In the current economic climate, beneficiaries of infrastructure schemes will increasingly be expected to contribute financially to it, for example, where new infrastructure unlocks development potential of adjacent sites, and parties benefit from land-value uplift.
The subtle difference between funding and financing is critical in structuring a package of funding to deliver a project. With 'funding' there's no expectation of repayment, however, financing raised must be repaid. While the primary requirement is for upfront capital funding, long term funding sources shouldn't be discounted on the basis that they could support the repayment of any financing used to raise residual capital, provided such sources are ring-fenced for that purpose. For example, car parking income generated by a station development could be utilised to support repaying any financed raised.
Accessing a broad range of funding sources
The challenge of identifying and then securing deliverable funding sources isn't lost on promoters. In an environment of constrained public finances, combined with political and economic difficulties around raising taxes, this creates the push towards considering a broad and innovative spectrum of funding sources.

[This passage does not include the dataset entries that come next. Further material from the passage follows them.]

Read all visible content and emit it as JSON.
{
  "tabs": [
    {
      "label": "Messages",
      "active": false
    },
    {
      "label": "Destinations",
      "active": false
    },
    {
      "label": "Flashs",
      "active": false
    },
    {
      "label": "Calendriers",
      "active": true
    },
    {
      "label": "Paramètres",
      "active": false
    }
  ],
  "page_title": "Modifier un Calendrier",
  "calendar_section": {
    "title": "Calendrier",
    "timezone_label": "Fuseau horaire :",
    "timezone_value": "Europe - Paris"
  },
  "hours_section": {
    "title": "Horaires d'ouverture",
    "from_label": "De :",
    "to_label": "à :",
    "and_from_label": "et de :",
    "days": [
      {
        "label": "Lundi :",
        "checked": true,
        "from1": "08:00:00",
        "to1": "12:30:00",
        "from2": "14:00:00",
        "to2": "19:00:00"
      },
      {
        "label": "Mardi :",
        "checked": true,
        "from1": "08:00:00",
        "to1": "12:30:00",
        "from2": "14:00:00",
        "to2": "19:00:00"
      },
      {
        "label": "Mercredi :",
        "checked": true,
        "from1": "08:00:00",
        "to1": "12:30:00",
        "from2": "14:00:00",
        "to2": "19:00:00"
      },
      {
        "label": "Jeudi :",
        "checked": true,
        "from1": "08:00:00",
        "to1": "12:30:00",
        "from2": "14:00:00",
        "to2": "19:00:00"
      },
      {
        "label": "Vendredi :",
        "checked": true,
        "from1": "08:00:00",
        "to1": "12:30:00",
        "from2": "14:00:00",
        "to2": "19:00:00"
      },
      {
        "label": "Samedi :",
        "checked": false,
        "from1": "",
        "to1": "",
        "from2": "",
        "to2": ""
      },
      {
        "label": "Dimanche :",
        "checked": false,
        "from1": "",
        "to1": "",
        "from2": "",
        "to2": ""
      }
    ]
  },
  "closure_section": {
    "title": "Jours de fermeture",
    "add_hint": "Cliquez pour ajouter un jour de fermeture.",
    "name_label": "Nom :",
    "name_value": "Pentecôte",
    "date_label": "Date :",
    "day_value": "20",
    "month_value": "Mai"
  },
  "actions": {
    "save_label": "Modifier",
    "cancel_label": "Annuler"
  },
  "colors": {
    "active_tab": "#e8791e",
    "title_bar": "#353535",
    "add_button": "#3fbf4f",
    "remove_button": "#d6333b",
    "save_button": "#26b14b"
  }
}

As illustrated in the diagram, the groupings of different funding sources span:
- direct sources such as user charges and associated revenues/income generated by the assets themselves
- indirect sources, for example taxation increases and value capture mechanisms where say the project itself enables wider benefits such as incremental increases in land values.

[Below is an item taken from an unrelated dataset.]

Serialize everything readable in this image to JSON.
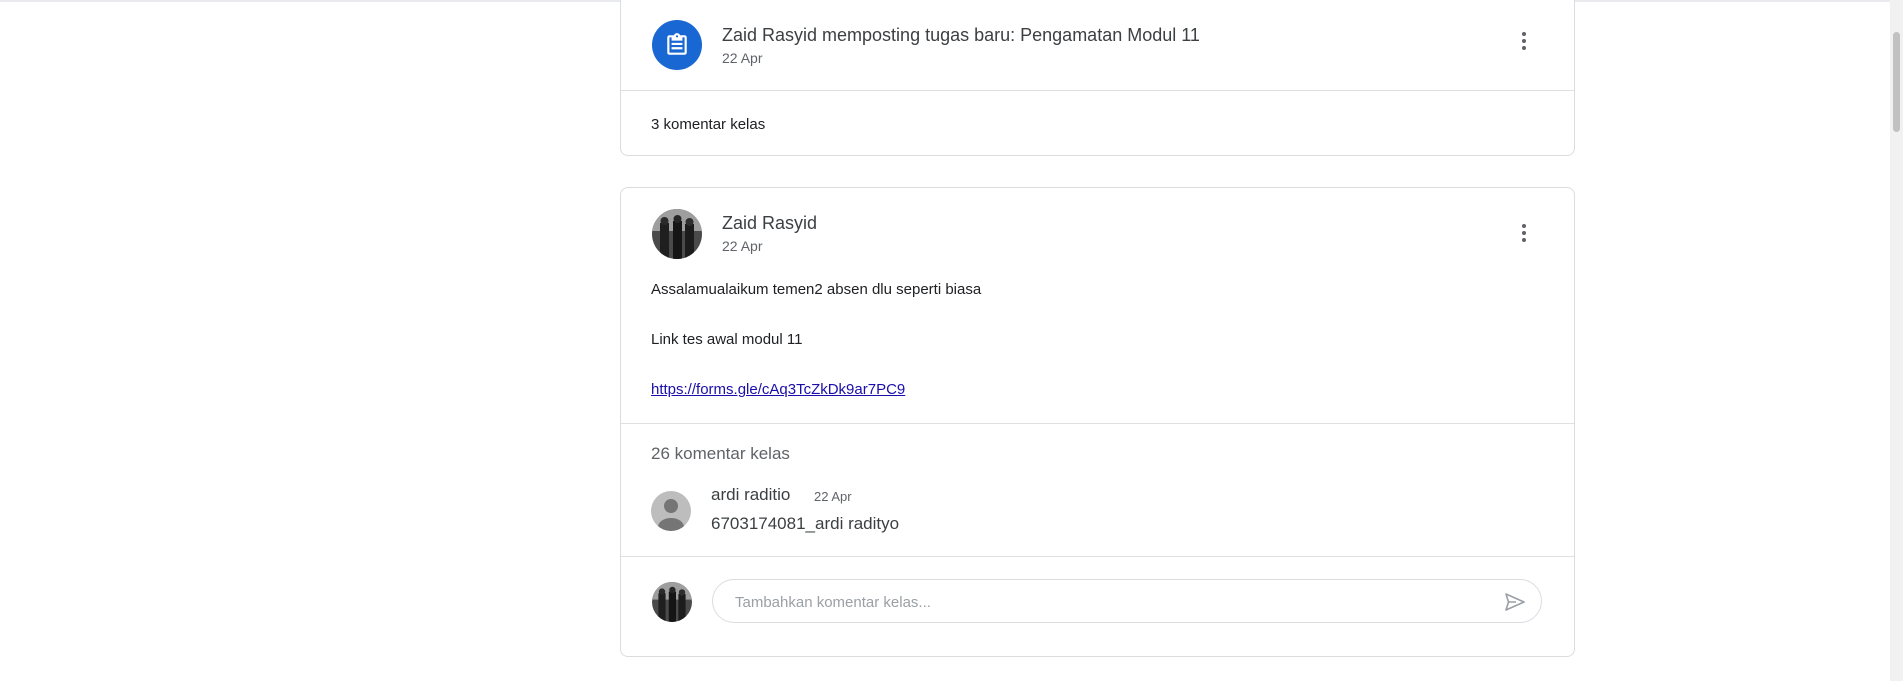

Innovative sources of funding could include the use of certain tariffs or measures which relate either to the benefits of a scheme or towards driving greater usage (and hence more revenue generation). For example, a form of tourist tax hypothecated towards, say, funding improvements in connectivity to a city or improvements to the city itself, or a working place parking levy (as adopted by Nottingham) to influence a shift towards public transport usage.

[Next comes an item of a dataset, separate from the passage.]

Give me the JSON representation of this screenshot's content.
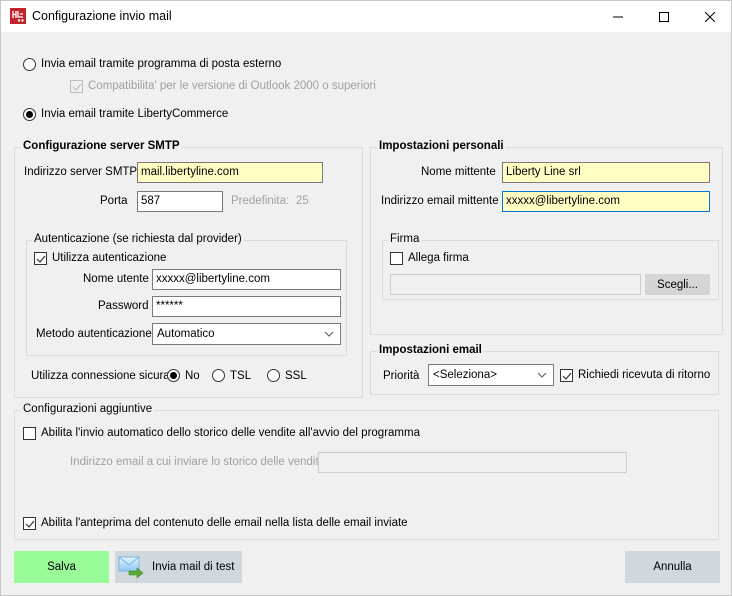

An assessment of each funding source will be required to consider their deliverability within the context of the project. An objective based framework is required to undertake this.
Authorities will increasingly need to demonstrate that a wide range of funding sources have been considered and robustly evaluated. This task requires careful consideration and a bespoke approach to ensure the funding package fits with the infrastructure and wider realm that's being created.
This exercise requires the client to consider the costs they're seeking to fund, and the mechanisms to achieve this. Any residual capital which can't be funded upfront will need to be financed and a corresponding consideration of the sources and mechanisms to repay this, alongside supporting assumptions, risks, and timescales.